Introducing truncated DNA aptamer as a new molecular probe for aflatoxin B1 detection using computational simulation techniques

Single strand DNA or RNA known as aptamers, are able to detect the target molecule with specificity at the monoclonal antibody level. However, the placement of mycotoxins in small molecule groups and their high molecular weight differences with aptamers have become a serious challenge in introducing aptameric probes for them. In the present study, in order to achieve a new and shorter aptamers sequence for aflatoxin B1 (AFB1), an initial oligonucleotide library (Lib1) was designed based on the sequence of a known AFB1 aptamer (named Apt1, 50 bp) using the genetic algorithm.
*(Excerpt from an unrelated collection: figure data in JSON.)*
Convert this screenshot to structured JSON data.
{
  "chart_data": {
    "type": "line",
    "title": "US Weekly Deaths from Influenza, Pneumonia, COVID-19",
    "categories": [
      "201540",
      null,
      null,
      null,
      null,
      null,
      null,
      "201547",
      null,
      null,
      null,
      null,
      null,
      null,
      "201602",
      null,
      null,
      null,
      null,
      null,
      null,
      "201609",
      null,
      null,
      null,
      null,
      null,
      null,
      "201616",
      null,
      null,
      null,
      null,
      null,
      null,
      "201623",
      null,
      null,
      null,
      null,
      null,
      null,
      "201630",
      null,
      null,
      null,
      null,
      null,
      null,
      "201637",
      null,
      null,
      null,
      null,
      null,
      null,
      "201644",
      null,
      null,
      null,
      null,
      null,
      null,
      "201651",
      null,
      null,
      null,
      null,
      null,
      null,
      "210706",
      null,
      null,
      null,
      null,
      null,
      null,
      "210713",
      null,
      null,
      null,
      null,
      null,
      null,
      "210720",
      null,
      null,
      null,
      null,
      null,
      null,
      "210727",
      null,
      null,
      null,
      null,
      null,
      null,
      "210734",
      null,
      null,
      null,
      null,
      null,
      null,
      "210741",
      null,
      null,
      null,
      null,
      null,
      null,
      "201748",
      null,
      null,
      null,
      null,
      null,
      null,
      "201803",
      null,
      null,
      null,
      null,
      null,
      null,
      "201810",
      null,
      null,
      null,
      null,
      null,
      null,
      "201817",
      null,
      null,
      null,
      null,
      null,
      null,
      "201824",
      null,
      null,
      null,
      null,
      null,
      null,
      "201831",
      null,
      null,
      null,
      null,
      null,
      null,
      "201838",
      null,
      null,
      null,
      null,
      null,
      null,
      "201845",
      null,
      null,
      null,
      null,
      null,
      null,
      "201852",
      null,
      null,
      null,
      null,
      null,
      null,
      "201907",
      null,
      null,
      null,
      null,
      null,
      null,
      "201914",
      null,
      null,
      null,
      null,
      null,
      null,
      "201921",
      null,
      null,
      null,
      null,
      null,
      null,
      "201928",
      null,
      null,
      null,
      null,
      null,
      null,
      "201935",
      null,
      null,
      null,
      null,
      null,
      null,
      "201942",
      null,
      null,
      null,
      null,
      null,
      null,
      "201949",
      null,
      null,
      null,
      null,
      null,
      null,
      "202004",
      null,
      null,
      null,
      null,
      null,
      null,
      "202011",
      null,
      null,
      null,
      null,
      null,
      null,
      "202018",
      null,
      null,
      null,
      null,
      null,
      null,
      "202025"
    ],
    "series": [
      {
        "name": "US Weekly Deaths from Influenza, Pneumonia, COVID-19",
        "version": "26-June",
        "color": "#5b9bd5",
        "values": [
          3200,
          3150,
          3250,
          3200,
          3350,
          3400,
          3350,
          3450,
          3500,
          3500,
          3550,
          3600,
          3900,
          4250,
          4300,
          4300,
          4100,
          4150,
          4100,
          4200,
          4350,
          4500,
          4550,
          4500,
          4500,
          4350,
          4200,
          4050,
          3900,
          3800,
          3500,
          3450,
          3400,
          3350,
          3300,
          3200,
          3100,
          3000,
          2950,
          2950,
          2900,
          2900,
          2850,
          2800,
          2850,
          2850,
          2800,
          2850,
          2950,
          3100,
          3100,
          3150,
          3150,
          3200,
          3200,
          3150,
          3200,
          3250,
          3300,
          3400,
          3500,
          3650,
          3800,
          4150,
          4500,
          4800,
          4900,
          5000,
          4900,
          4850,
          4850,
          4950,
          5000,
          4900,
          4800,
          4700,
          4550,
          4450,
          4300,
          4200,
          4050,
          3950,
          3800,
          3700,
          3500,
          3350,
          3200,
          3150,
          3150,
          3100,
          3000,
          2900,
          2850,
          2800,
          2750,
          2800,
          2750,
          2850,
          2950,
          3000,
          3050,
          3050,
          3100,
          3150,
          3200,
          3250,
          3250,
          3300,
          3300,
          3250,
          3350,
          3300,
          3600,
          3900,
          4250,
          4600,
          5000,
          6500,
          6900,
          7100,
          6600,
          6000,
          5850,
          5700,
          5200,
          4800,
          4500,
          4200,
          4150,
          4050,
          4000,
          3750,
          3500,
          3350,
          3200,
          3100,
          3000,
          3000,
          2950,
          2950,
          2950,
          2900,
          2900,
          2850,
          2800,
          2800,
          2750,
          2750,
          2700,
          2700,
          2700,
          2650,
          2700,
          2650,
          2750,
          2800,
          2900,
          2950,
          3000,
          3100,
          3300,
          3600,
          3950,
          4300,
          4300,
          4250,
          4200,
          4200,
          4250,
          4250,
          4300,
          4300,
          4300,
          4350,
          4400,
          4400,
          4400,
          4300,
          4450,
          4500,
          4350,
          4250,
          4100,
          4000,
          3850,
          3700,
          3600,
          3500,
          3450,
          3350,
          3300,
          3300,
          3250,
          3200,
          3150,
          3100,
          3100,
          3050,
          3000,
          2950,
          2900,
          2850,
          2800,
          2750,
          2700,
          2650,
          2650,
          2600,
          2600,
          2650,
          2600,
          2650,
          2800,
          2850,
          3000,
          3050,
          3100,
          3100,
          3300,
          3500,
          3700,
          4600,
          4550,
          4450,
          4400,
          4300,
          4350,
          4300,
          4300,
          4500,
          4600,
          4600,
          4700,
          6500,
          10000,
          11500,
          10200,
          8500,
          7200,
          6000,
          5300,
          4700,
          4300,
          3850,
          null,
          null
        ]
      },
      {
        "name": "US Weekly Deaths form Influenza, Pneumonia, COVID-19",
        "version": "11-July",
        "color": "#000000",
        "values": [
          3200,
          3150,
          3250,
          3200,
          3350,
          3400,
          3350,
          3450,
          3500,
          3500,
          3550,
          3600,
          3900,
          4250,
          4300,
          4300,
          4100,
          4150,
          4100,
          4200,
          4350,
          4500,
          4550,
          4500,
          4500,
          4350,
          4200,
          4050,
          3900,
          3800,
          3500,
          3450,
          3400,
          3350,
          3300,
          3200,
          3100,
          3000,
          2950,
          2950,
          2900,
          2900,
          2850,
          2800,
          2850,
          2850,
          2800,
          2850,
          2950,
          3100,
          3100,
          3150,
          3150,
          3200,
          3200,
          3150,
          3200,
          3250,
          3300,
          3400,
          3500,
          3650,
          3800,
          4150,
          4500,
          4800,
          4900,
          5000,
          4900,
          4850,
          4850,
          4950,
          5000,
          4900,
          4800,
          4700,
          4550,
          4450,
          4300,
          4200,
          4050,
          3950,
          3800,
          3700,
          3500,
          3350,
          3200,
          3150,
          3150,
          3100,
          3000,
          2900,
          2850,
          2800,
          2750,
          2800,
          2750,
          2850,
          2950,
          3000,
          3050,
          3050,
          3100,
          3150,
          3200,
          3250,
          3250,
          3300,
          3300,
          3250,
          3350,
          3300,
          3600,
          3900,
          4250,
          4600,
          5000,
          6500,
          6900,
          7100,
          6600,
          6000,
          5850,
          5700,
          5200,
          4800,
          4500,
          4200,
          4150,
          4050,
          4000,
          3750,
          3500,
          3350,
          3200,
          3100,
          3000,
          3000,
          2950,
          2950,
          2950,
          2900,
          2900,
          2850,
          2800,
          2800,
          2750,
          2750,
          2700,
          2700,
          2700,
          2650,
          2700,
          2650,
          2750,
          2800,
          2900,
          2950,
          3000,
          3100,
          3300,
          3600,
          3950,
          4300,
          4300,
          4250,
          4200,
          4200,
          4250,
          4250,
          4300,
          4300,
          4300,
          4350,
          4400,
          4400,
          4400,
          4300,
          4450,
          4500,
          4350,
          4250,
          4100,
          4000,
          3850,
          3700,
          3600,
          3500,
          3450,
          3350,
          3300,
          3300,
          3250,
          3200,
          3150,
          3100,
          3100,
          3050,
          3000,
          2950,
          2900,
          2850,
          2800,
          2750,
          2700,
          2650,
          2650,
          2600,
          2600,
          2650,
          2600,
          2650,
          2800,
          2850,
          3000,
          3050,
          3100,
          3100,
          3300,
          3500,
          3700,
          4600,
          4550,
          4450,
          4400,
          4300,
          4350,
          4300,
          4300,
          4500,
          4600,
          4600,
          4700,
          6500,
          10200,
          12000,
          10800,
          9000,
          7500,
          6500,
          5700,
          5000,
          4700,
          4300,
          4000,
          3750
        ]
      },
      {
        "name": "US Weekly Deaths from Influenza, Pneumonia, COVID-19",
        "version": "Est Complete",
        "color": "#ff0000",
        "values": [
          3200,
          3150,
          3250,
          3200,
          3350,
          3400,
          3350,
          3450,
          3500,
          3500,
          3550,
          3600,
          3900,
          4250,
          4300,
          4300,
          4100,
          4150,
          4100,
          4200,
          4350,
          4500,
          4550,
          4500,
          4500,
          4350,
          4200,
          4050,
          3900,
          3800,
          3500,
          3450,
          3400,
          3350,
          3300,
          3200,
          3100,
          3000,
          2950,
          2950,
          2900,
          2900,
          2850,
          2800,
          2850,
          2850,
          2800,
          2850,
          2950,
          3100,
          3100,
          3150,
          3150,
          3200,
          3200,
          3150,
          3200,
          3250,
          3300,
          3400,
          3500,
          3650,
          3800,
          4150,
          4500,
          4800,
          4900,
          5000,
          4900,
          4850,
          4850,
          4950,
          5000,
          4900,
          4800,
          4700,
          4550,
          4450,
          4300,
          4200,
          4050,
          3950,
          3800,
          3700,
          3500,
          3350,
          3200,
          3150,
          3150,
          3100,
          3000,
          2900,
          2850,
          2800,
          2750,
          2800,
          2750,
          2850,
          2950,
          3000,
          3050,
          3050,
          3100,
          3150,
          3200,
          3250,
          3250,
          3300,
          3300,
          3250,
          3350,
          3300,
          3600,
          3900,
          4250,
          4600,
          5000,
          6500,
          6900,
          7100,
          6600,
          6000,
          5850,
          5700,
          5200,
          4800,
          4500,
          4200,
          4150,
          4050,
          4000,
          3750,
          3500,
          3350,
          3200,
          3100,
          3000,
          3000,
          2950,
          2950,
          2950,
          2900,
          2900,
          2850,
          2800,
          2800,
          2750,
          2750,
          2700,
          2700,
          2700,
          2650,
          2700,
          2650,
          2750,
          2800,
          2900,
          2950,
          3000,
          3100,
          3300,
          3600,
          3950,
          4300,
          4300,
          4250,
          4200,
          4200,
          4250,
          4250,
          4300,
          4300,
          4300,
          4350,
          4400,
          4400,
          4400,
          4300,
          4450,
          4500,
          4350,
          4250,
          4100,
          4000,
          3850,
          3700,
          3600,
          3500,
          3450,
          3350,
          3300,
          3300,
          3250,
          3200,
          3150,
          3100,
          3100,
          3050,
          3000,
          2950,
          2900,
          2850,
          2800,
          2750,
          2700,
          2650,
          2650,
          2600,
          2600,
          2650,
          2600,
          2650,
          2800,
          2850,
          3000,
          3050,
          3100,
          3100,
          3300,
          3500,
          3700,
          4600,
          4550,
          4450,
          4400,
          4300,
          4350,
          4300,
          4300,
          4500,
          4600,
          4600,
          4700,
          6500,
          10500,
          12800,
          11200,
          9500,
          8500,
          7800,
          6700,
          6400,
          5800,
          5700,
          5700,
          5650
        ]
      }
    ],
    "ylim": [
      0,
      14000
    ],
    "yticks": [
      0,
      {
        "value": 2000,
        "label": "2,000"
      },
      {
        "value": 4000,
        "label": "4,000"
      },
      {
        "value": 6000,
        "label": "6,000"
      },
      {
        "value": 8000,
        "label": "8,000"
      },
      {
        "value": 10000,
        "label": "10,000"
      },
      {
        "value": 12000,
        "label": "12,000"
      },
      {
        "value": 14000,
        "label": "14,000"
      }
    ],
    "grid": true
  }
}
The best aptamer from the Lib1 library was selected based on the molecular docking results and has been modified to create a new library (Lib2) using the truncating strategy. Virtual screening of the Lib2 library in terms of their binding affinity over AFB1 molecule led to obtain the truncated aptamer, C52-T, with 19 bp in length. Type of interaction and stability of C52-T-AFB1 complex were investigated using molecular dynamics simulations (MD) and MM-PBSA method. The affinity constant of C52, C52-T and Apt1 aptamers over AFB1 were estimated through unmodified gold nanoparticle-based colorimetric assay. The experimentally founding and in silico results were completely consistent. It seems that the computational techniques have the great potential to introduce sensitive molecular probes to design specific mycotoxins aptasensors.